The Oxford Companion to Spirits and Cocktails

The Calimotxo or Kalimotxo


The Calimotxo or Kalimotxo is a mixture of red wine and cola in equal parts, usually served over ice. It is believed to have originated in Spain’s Basque Country, where it is immensely popular. Although it is likely that Spaniards had already been mixing cola and wine for decades (since the 1920s at least), according to Jonathan Miles, writing in the New York Times in 2007, “The drink was supposedly created—or at least named—at a festival in Algorta, Spain, in 1972, when some young entrepreneurs discovered that the wine they had planned to sell tasted not just bad but toxic, and added Coca-Cola and ice to mask the flavor.”

Franck Celhay elaborates on the story, citing La verdadera historia del kalimotxo (The true story of the Kalimotxo), edited by the not very authoritative-sounding Bilbao artists’ collective Funky Project. But since bilbotarras are serious about the Calimotxo, let us take Funky Project at their word when they explain that the inventors of the Calimotxo that fateful day at the festival were members of a group called Antzarrak, and that the drink was initially called “Rioja Libre” or “Cuba Libre del Pobre” (poor man’s Cuba libre), but was christened “Kalimotxo” by combining the nicknames of two members of the gang: “Kalimero” and “Motxo” (others say that it was Kalimero alone responsible, and that the name came about from another of his nicknames, “Motz,” Basque for “short” or “stumpy”). In any case, the name stuck. Variations on this origin story are in circulation, but Funky Project’s version is considered the most reliable.
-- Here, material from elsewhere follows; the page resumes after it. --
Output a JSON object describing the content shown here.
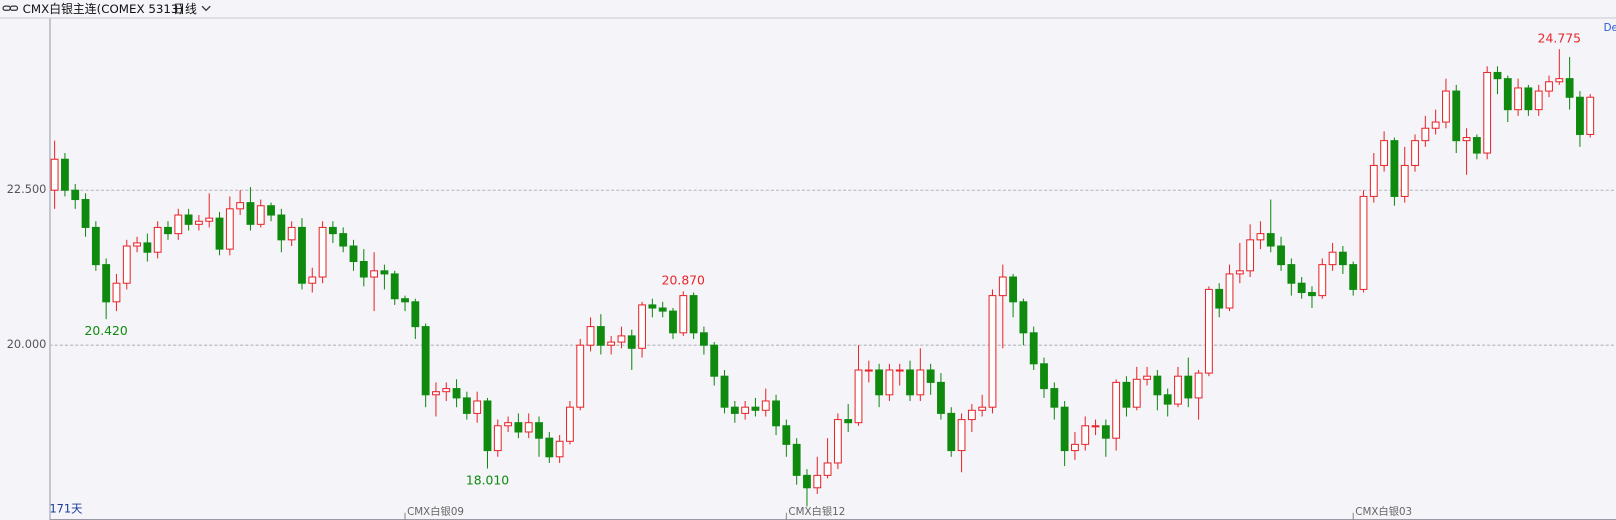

The drink’s taste has been likened to sangria, and it’s the favored cheap buzz of young people in the Basque Country, who sometimes mix it in great quantity in plastic shopping bags. But the appeal of this plonk-and-coke combo is widespread, if not universal: in many former Yugoslav republics it’s “bambus.” Chileans call it “jota,” Hungarians “vadász.” And Romanians know it as motorină—“diesel fuel.”

Recipe: Pour equal parts red wine and Coca-Cola into a tall, ice-filled glass. Stir.

Miles, Jonathan. “If Bacchus Drank Cola.” New York Times, December 2, 2007.

Celhay, Franck. “Le kalimotxo: cocktail hérétique ou nouvelle opportunité pour la filière vin?” Décisions marketing, October-December 2008, 67–71.